In February, shortly after a NASA oversight panelist revealed that SpaceX was targeting 52 launches in 2022, CEO Elon Musk confirmed that the company’s goal was for “Falcon [to] launch about once a week” throughout the year. In October 2020, continuing a tradition of extremely ambitious SpaceX launch cadence targets, Musk had also tweeted that “a lot of improvements” would need to be made to achieve his goal of 48 launches – an average of four launches per month – in 2021. Ultimately, SpaceX fell well short of that target, but did set a new annual record of 31 launches in one year, breaking its 2020 record of 26 launches by about 20%. However, perhaps even more important than the new record was the fact that SpaceX was able to complete six launches in four weeks at the end of 2021.

That impressive and unexpected achievement would turn out to be an explicit sign of things to come in 2022.

SpaceX’s successful completion of three launches in 36.5 hours is merely an extension of that feat. In the same four-week period at the end of 2021, SpaceX completed three of those six launches in 69 hours. Two months later, SpaceX did it again, launching three Falcon 9 rockets from all three of its Falcon launch pads in 67 hours.

More importantly, SpaceX has also managed to sustain an average cadence of more than one Falcon launch per week throughout the first half of 2022, completing its 26th launch of the year on June 19th with another two launches planned before the end of the month. SpaceX has actually sustained that cadence for even longer. Beginning on November 24th, 2021, SpaceX has now completed 32 Falcon 9 launches in less than seven months.

The company’s latest hat-trick or triple-header began on Friday, June 17th, when Falcon 9 booster B1060 lifted off at 12:09 pm EDT from SpaceX’s NASA Kennedy Space Center LC-39A pad, helped carry another 53 Starlink V1.5 satellites into space, and became the first Falcon booster to launch and land 13 times. Starlink 4-19 was also SpaceX’s 49th dedicated Starlink launch, SpaceX’s 50th consecutively successful Falcon booster landing, and 100th successful Falcon booster reuse.

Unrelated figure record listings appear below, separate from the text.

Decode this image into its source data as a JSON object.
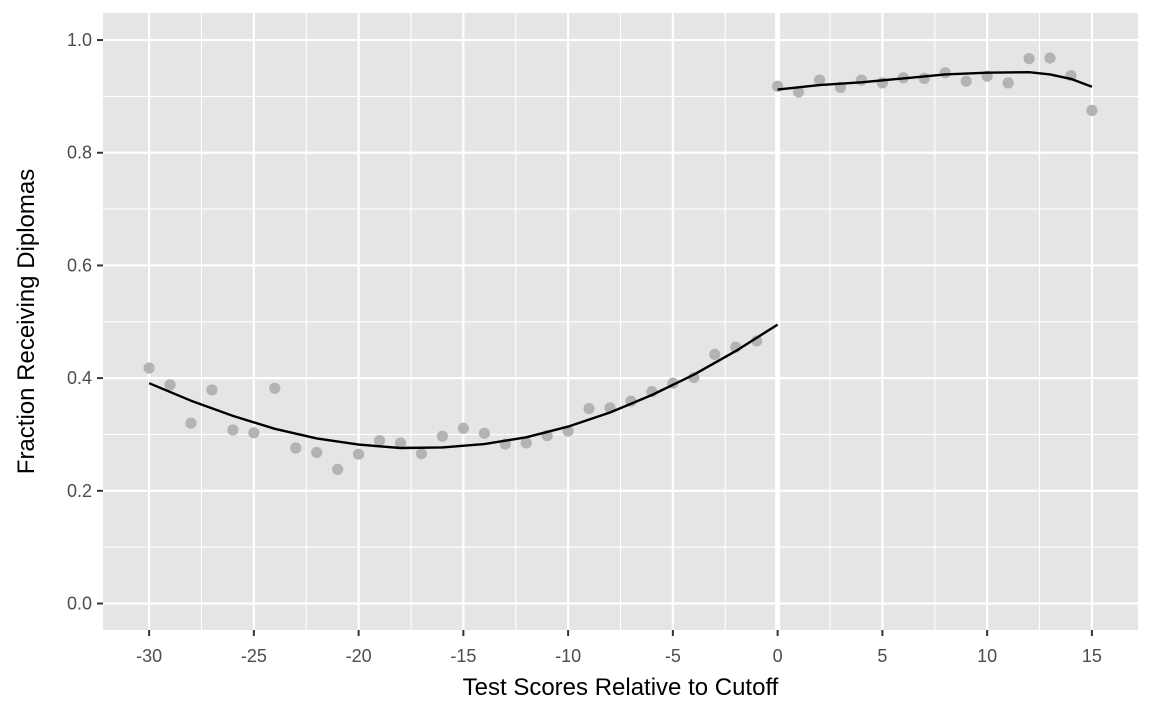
{
  "chart_data": {
    "type": "scatter",
    "title": "",
    "xlabel": "Test Scores Relative to Cutoff",
    "ylabel": "Fraction Receiving Diplomas",
    "xlim": [
      -32.2,
      17.2
    ],
    "ylim": [
      -0.047,
      1.048
    ],
    "x_ticks": [
      -30,
      -25,
      -20,
      -15,
      -10,
      -5,
      0,
      5,
      10,
      15
    ],
    "x_tick_labels": [
      "-30",
      "-25",
      "-20",
      "-15",
      "-10",
      "-5",
      "0",
      "5",
      "10",
      "15"
    ],
    "y_ticks": [
      0.0,
      0.2,
      0.4,
      0.6,
      0.8,
      1.0
    ],
    "y_tick_labels": [
      "0.0",
      "0.2",
      "0.4",
      "0.6",
      "0.8",
      "1.0"
    ],
    "grid": true,
    "cutoff_line": 0,
    "colors": {
      "panel": "#e5e5e5",
      "grid": "#ffffff",
      "points": "#b3b3b3",
      "fit": "#000000"
    },
    "points": {
      "x": [
        -30,
        -29,
        -28,
        -27,
        -26,
        -25,
        -24,
        -23,
        -22,
        -21,
        -20,
        -19,
        -18,
        -17,
        -16,
        -15,
        -14,
        -13,
        -12,
        -11,
        -10,
        -9,
        -8,
        -7,
        -6,
        -5,
        -4,
        -3,
        -2,
        -1,
        0,
        1,
        2,
        3,
        4,
        5,
        6,
        7,
        8,
        9,
        10,
        11,
        12,
        13,
        14,
        15
      ],
      "y": [
        0.418,
        0.388,
        0.32,
        0.379,
        0.308,
        0.303,
        0.382,
        0.276,
        0.268,
        0.238,
        0.265,
        0.289,
        0.285,
        0.266,
        0.297,
        0.311,
        0.302,
        0.283,
        0.285,
        0.298,
        0.306,
        0.346,
        0.347,
        0.359,
        0.376,
        0.391,
        0.401,
        0.442,
        0.455,
        0.466,
        0.918,
        0.908,
        0.929,
        0.916,
        0.929,
        0.924,
        0.933,
        0.932,
        0.942,
        0.927,
        0.936,
        0.924,
        0.967,
        0.968,
        0.937,
        0.875
      ]
    },
    "series": [
      {
        "x": [
          -30,
          -28,
          -26,
          -24,
          -22,
          -20,
          -18,
          -16,
          -14,
          -12,
          -10,
          -8,
          -6,
          -4,
          -2,
          0
        ],
        "y": [
          0.391,
          0.36,
          0.333,
          0.31,
          0.293,
          0.282,
          0.276,
          0.277,
          0.283,
          0.295,
          0.314,
          0.339,
          0.37,
          0.406,
          0.448,
          0.495
        ]
      },
      {
        "x": [
          0,
          2,
          4,
          6,
          8,
          10,
          12,
          13,
          14,
          15
        ],
        "y": [
          0.912,
          0.92,
          0.925,
          0.932,
          0.939,
          0.942,
          0.943,
          0.939,
          0.931,
          0.917
        ]
      }
    ]
  }
}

Falcon 9 B1060 lifts off for the 13th time. (Richard Angle)

22 hours later, a second Falcon 9 rocket lifted off from SpaceX’s Vandenberg Space Force Base SLC-4E pad at 7:19 am PDT, Saturday, June 18th carrying the first of three SARah radar satellites for Germany and an unspecified number of rideshare payloads. For the third time this year, booster B1071 successfully boosted back to shore and touched down at SLC-4E’s LZ-4 landing pad shortly after liftoff.

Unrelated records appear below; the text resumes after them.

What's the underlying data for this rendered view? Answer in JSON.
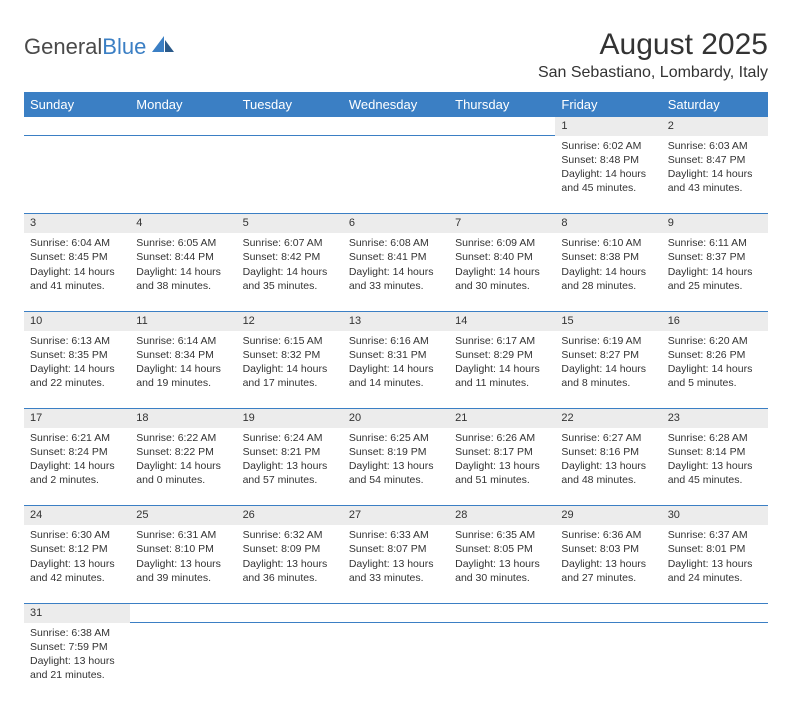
{
  "logo": {
    "word1": "General",
    "word2": "Blue"
  },
  "title": "August 2025",
  "location": "San Sebastiano, Lombardy, Italy",
  "colors": {
    "header_bg": "#3b7fc4",
    "header_text": "#ffffff",
    "daynum_bg": "#ececec",
    "border": "#3b7fc4",
    "text": "#333333",
    "logo_gray": "#4a4a4a",
    "logo_blue": "#3b7fc4"
  },
  "weekdays": [
    "Sunday",
    "Monday",
    "Tuesday",
    "Wednesday",
    "Thursday",
    "Friday",
    "Saturday"
  ],
  "weeks": [
    [
      null,
      null,
      null,
      null,
      null,
      {
        "n": "1",
        "sr": "Sunrise: 6:02 AM",
        "ss": "Sunset: 8:48 PM",
        "dl": "Daylight: 14 hours and 45 minutes."
      },
      {
        "n": "2",
        "sr": "Sunrise: 6:03 AM",
        "ss": "Sunset: 8:47 PM",
        "dl": "Daylight: 14 hours and 43 minutes."
      }
    ],
    [
      {
        "n": "3",
        "sr": "Sunrise: 6:04 AM",
        "ss": "Sunset: 8:45 PM",
        "dl": "Daylight: 14 hours and 41 minutes."
      },
      {
        "n": "4",
        "sr": "Sunrise: 6:05 AM",
        "ss": "Sunset: 8:44 PM",
        "dl": "Daylight: 14 hours and 38 minutes."
      },
      {
        "n": "5",
        "sr": "Sunrise: 6:07 AM",
        "ss": "Sunset: 8:42 PM",
        "dl": "Daylight: 14 hours and 35 minutes."
      },
      {
        "n": "6",
        "sr": "Sunrise: 6:08 AM",
        "ss": "Sunset: 8:41 PM",
        "dl": "Daylight: 14 hours and 33 minutes."
      },
      {
        "n": "7",
        "sr": "Sunrise: 6:09 AM",
        "ss": "Sunset: 8:40 PM",
        "dl": "Daylight: 14 hours and 30 minutes."
      },
      {
        "n": "8",
        "sr": "Sunrise: 6:10 AM",
        "ss": "Sunset: 8:38 PM",
        "dl": "Daylight: 14 hours and 28 minutes."
      },
      {
        "n": "9",
        "sr": "Sunrise: 6:11 AM",
        "ss": "Sunset: 8:37 PM",
        "dl": "Daylight: 14 hours and 25 minutes."
      }
    ],
    [
      {
        "n": "10",
        "sr": "Sunrise: 6:13 AM",
        "ss": "Sunset: 8:35 PM",
        "dl": "Daylight: 14 hours and 22 minutes."
      },
      {
        "n": "11",
        "sr": "Sunrise: 6:14 AM",
        "ss": "Sunset: 8:34 PM",
        "dl": "Daylight: 14 hours and 19 minutes."
      },
      {
        "n": "12",
        "sr": "Sunrise: 6:15 AM",
        "ss": "Sunset: 8:32 PM",
        "dl": "Daylight: 14 hours and 17 minutes."
      },
      {
        "n": "13",
        "sr": "Sunrise: 6:16 AM",
        "ss": "Sunset: 8:31 PM",
        "dl": "Daylight: 14 hours and 14 minutes."
      },
      {
        "n": "14",
        "sr": "Sunrise: 6:17 AM",
        "ss": "Sunset: 8:29 PM",
        "dl": "Daylight: 14 hours and 11 minutes."
      },
      {
        "n": "15",
        "sr": "Sunrise: 6:19 AM",
        "ss": "Sunset: 8:27 PM",
        "dl": "Daylight: 14 hours and 8 minutes."
      },
      {
        "n": "16",
        "sr": "Sunrise: 6:20 AM",
        "ss": "Sunset: 8:26 PM",
        "dl": "Daylight: 14 hours and 5 minutes."
      }
    ],
    [
      {
        "n": "17",
        "sr": "Sunrise: 6:21 AM",
        "ss": "Sunset: 8:24 PM",
        "dl": "Daylight: 14 hours and 2 minutes."
      },
      {
        "n": "18",
        "sr": "Sunrise: 6:22 AM",
        "ss": "Sunset: 8:22 PM",
        "dl": "Daylight: 14 hours and 0 minutes."
      },
      {
        "n": "19",
        "sr": "Sunrise: 6:24 AM",
        "ss": "Sunset: 8:21 PM",
        "dl": "Daylight: 13 hours and 57 minutes."
      },
      {
        "n": "20",
        "sr": "Sunrise: 6:25 AM",
        "ss": "Sunset: 8:19 PM",
        "dl": "Daylight: 13 hours and 54 minutes."
      },
      {
        "n": "21",
        "sr": "Sunrise: 6:26 AM",
        "ss": "Sunset: 8:17 PM",
        "dl": "Daylight: 13 hours and 51 minutes."
      },
      {
        "n": "22",
        "sr": "Sunrise: 6:27 AM",
        "ss": "Sunset: 8:16 PM",
        "dl": "Daylight: 13 hours and 48 minutes."
      },
      {
        "n": "23",
        "sr": "Sunrise: 6:28 AM",
        "ss": "Sunset: 8:14 PM",
        "dl": "Daylight: 13 hours and 45 minutes."
      }
    ],
    [
      {
        "n": "24",
        "sr": "Sunrise: 6:30 AM",
        "ss": "Sunset: 8:12 PM",
        "dl": "Daylight: 13 hours and 42 minutes."
      },
      {
        "n": "25",
        "sr": "Sunrise: 6:31 AM",
        "ss": "Sunset: 8:10 PM",
        "dl": "Daylight: 13 hours and 39 minutes."
      },
      {
        "n": "26",
        "sr": "Sunrise: 6:32 AM",
        "ss": "Sunset: 8:09 PM",
        "dl": "Daylight: 13 hours and 36 minutes."
      },
      {
        "n": "27",
        "sr": "Sunrise: 6:33 AM",
        "ss": "Sunset: 8:07 PM",
        "dl": "Daylight: 13 hours and 33 minutes."
      },
      {
        "n": "28",
        "sr": "Sunrise: 6:35 AM",
        "ss": "Sunset: 8:05 PM",
        "dl": "Daylight: 13 hours and 30 minutes."
      },
      {
        "n": "29",
        "sr": "Sunrise: 6:36 AM",
        "ss": "Sunset: 8:03 PM",
        "dl": "Daylight: 13 hours and 27 minutes."
      },
      {
        "n": "30",
        "sr": "Sunrise: 6:37 AM",
        "ss": "Sunset: 8:01 PM",
        "dl": "Daylight: 13 hours and 24 minutes."
      }
    ],
    [
      {
        "n": "31",
        "sr": "Sunrise: 6:38 AM",
        "ss": "Sunset: 7:59 PM",
        "dl": "Daylight: 13 hours and 21 minutes."
      },
      null,
      null,
      null,
      null,
      null,
      null
    ]
  ]
}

Fog made Falcon 9’s SARah-1 launch virtually invisible, but the landing was not. (SpaceX)

Finally, at 12:27 am EDT on Sunday, June 19th, at third Falcon 9 rocket lifted off from SpaceX’s Cape Canaveral Space Force Station LC-40 pad carrying a single spare Globalstar-2 communications satellite and, apparently, several secret rideshare payloads. Falcon 9’s Globalstar launch occurred just over 14 hours after SARah-1, breaking SpaceX’s record time between two orbital launches.

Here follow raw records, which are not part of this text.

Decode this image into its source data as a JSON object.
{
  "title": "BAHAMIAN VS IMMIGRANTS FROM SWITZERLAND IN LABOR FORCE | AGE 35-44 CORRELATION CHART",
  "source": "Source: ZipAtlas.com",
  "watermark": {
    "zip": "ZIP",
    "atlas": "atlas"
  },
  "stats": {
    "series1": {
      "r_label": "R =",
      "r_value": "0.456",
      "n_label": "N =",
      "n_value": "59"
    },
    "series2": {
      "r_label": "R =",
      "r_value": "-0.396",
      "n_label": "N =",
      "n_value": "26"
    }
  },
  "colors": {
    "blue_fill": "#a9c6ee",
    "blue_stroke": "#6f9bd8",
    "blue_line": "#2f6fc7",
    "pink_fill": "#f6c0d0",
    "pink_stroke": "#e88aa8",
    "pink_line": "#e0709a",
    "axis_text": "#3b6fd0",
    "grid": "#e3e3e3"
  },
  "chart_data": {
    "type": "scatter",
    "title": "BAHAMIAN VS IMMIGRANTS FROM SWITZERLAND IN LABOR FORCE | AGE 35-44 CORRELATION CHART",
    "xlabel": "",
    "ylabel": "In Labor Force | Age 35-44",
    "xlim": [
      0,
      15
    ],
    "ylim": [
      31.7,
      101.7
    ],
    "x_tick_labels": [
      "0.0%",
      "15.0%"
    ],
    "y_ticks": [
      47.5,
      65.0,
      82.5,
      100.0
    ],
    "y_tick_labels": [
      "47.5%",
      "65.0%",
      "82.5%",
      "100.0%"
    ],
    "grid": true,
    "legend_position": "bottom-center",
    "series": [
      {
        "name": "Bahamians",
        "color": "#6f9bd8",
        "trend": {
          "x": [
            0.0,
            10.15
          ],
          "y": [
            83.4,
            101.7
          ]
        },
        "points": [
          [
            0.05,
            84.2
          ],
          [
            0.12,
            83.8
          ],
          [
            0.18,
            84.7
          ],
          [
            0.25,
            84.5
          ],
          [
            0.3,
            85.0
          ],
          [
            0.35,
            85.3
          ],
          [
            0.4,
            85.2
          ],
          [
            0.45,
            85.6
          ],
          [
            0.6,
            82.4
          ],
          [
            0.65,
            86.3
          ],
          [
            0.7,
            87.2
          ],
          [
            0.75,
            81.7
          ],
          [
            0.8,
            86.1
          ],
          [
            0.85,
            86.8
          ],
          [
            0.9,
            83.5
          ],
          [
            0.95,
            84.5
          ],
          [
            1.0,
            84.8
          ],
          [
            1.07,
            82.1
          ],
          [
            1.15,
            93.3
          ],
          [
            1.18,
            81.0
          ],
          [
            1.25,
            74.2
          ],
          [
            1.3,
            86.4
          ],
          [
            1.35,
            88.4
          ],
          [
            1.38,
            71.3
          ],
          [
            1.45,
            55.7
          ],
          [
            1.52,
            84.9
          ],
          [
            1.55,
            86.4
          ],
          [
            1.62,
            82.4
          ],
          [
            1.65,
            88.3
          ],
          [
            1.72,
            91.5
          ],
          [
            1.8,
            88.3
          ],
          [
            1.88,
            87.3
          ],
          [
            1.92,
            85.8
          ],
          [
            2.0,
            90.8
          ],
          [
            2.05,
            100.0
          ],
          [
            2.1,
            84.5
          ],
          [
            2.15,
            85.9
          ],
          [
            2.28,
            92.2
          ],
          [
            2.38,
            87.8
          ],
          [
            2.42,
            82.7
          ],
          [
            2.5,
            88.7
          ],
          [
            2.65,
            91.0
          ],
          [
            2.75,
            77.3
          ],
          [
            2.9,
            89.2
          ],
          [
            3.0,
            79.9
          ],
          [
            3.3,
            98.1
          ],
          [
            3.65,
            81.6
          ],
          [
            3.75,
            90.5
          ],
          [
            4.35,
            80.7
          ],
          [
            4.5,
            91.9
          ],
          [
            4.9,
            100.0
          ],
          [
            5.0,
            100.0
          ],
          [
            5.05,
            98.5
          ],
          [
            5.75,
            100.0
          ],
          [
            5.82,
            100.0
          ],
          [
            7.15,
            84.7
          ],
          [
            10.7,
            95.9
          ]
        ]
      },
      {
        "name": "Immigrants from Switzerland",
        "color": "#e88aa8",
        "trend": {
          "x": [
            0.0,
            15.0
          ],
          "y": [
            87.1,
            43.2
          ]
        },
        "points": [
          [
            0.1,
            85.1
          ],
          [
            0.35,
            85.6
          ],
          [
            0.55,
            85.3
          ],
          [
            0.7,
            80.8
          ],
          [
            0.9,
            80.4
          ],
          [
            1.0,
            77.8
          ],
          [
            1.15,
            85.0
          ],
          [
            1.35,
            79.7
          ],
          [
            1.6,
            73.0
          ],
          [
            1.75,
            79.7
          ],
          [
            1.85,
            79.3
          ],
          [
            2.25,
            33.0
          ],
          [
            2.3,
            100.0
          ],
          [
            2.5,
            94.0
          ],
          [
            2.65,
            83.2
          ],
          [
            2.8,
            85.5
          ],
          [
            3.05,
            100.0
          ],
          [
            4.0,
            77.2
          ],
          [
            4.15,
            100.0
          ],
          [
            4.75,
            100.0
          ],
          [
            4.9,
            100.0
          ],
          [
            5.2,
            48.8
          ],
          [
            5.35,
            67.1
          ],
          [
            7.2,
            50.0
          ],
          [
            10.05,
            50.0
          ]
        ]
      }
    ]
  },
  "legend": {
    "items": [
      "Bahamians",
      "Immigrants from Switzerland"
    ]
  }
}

Falcon 9’s 3rd launch in 36 hours. (Richard Angle)

Globalstar FM15 was also SpaceX’s 26th launch of 2022, averaging one launch every 6.5 days in the first half of the year. June isn’t over, however, and SpaceX still have plans to launch Starlink 4-21 on June 25th and the SES-22 geostationary communications satellite on June 28th. If both launches avoid delays, SpaceX will end the first half of 2022 with 28 successful orbital launches. Perhaps even more significantly, after another two launches in the last days of June, SpaceX will have launched 17 times in a single quarter – equivalent to 68 launches per year if sustained for four quarters. In the history of spaceflight, a single rocket family has never successfully launched more than 61 times in one year.